El 22 de abril, cuatro militantes del grupo Lashkar-e-Tayyiba asesinaron a 26 turistas e hirieron gravemente a más de 20 en Pahalgam, un frecuentado destino de la provincia india de Cachemira. Los terroristas se aseguraron de la adscripción hinduista de las víctimas antes de ejecutarlas. Ha sido el ataque más grave en el territorio desde 2019, cuando un suicida causó la muerte de 40 policías indios en Pulwama, pero el mayor atentado contra civiles en el país desde los realizados por el mismo movimiento en Mumbai en 2008, que se saldó con 175 muertos.
Por si el mundo no estuviera ya sobrado de graves conflictos, se extiende el riesgo de una nueva confrontación entre India y Pakistán, dos potencias nucleares, además de la amenaza de un aumento de las tensiones entre musulmanes e hindúes en India, con patrones que vuelven a repetirse en una disputa estructural que no tiene solución. Cada vez que Pakistán atraviesa momentos de inestabilidad y los militares creen perder apoyo popular, resurge la estrategia asimétrica contra el Estado vecino en forma de terrorismo transfronterizo. Islamabad ha negado naturalmente toda relación con los hechos aunque, sólo unos días antes, el general Asim Munir, jefe del ejército, reiteró la permanencia de la lucha contra la ocupación india de Cachemira, espacio que describió como “la vena yugular” de Pakistán.
Las características del ataque y el número de víctimas incrementan asimismo la presión interna sobre el primer ministro indio, tanto desde el Parlamento (donde la oposición critica los fallos del aparato de seguridad) como desde la opinión pública. De manera inmediata, Narendra Modi decidió suspender el tratado que permite compartir el agua del río Indo—sin la que difícilmente puede sobrevivir la agricultura paquistaní—, cerrar la frontera, y expulsar a diplomáticos paquistaníes. No puede descartarse una respuesta militar que, de producirse, será por supuesto objeto de represalias por parte de Islamabad. El conflicto entra así en una nueva y peligrosa fase dadas sus ramificaciones.

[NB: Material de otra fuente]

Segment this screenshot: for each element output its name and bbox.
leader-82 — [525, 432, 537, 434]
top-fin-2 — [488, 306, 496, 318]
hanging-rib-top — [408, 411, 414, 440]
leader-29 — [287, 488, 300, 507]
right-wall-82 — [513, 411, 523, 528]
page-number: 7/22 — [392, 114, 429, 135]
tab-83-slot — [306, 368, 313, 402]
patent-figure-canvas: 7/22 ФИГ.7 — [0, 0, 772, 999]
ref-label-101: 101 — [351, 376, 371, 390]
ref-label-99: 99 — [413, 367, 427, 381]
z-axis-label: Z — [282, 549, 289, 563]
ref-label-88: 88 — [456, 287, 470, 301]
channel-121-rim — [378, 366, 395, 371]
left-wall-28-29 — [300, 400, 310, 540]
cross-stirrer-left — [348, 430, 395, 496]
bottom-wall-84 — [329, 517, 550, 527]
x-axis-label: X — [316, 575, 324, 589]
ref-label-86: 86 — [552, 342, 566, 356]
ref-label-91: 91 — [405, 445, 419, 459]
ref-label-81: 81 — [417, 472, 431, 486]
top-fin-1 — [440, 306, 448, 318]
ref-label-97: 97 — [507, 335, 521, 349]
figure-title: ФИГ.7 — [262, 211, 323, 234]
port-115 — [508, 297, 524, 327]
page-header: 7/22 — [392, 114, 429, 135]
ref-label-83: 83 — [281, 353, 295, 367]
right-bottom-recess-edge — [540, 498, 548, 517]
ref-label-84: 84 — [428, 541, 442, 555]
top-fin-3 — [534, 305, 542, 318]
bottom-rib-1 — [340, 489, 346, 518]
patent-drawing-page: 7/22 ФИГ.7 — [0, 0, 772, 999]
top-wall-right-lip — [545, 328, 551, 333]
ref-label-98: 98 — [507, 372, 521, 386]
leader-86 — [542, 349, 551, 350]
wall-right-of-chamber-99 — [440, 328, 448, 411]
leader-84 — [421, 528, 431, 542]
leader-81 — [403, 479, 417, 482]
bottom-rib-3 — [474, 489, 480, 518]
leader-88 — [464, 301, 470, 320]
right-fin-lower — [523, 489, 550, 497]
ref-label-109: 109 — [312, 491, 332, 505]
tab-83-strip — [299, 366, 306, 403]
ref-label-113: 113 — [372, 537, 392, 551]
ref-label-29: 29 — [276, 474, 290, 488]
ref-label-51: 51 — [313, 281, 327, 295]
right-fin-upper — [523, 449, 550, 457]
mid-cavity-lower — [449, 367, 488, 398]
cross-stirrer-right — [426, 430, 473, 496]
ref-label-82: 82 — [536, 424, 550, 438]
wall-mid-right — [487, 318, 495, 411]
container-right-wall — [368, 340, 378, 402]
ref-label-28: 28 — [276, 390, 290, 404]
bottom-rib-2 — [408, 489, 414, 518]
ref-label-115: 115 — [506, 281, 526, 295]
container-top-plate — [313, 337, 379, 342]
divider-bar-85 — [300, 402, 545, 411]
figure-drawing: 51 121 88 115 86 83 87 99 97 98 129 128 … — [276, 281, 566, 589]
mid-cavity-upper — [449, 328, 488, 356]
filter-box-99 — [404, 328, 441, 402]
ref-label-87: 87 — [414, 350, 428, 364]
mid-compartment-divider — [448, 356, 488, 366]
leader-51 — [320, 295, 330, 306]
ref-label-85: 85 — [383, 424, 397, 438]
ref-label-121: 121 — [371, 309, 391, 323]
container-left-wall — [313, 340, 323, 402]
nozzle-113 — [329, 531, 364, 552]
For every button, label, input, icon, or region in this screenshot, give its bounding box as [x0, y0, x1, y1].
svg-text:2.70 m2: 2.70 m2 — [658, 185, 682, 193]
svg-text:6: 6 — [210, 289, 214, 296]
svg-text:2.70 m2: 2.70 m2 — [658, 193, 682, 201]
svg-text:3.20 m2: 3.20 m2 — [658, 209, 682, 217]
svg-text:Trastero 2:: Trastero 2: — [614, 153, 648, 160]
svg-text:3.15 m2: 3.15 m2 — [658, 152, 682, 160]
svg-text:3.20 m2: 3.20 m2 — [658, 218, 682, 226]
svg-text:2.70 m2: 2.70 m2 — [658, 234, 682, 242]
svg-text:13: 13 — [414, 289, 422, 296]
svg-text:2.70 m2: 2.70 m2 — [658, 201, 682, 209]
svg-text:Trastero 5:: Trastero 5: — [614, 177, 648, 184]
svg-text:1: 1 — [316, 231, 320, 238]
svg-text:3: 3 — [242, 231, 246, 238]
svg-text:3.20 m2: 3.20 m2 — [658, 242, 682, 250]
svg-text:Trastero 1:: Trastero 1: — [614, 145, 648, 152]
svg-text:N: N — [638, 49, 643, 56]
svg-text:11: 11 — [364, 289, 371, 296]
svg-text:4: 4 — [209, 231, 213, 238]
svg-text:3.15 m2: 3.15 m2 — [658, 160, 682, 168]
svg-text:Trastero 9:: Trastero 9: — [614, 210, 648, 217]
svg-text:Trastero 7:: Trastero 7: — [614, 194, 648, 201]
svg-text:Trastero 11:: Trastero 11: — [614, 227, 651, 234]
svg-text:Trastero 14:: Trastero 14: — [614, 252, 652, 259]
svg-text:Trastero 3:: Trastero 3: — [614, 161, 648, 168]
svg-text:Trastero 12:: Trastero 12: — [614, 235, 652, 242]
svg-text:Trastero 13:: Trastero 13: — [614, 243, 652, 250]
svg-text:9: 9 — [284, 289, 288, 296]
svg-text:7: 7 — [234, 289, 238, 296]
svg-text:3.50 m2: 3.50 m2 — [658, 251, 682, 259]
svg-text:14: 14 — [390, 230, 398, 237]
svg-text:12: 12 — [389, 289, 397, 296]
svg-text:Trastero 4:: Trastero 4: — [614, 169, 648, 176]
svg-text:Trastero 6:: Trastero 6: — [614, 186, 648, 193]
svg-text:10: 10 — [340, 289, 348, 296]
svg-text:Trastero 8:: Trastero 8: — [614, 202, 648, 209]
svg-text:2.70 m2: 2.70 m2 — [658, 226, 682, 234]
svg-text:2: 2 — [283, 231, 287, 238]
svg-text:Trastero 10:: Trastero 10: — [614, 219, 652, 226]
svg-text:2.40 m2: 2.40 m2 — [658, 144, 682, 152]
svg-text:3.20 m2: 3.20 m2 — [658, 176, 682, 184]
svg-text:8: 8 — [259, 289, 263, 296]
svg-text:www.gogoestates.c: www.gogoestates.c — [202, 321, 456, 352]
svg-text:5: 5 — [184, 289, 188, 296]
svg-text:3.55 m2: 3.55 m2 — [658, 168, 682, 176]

Además de volver a situar a Cachemira en el punto de mira internacional (evitarlo ha sido un objetivo prioritario de Modi desde que India presume de su estatus global), el atentado también puede interpretarse como un fracaso de la política de Modi hacia la provincia, cuya autonomía abolió en agosto de 2019 para gestionarla directamente desde el gobierno central. Todo hace pensar que los terroristas también quisieron neutralizar la visita a Delhi del vicepresidente norteamericano, J. D. Vance (acompañado por su mujer, de origen indio), el día anterior al ataque. Su viaje formaba parte de los esfuerzos de la Casa Blanca dirigidos a reforzar las relaciones estratégicas y económicas con una nación que, como Estados Unidos, considera China como su principal adversario. Modi fue uno de los primeros líderes extranjeros en reunirse con Trump tras su segunda toma de posesión y, en su visita a Washington en febrero, se comprometió a liberalizar su comercio con Estados Unidos.
Se desconoce cómo responderá Trump a la nueva escalada en Asia meridional. La situación económica y política en que se encuentra Pakistán se ha agravado notablemente desde su primer mandato, y poco parece aportar hoy este país a los intereses norteamericanos. El acercamiento a India no asegura, sin embargo, su disposición a intervenir para frenar la hostilidad entre los dos Estados. Por el contrario, como indicó en su vuelo camino de Roma para asistir al funeral del papa Francisco, ambos han estado luchando por Cachemira “durante mil años” y las tensiones en la frontera se han acumulado “durante 1.500 años”. La imprecisión histórica del presidente de Estados Unidos no le preocupa a Delhi; le tranquiliza al menos que coincida con su posición, siempre contraria a la mediación de terceros.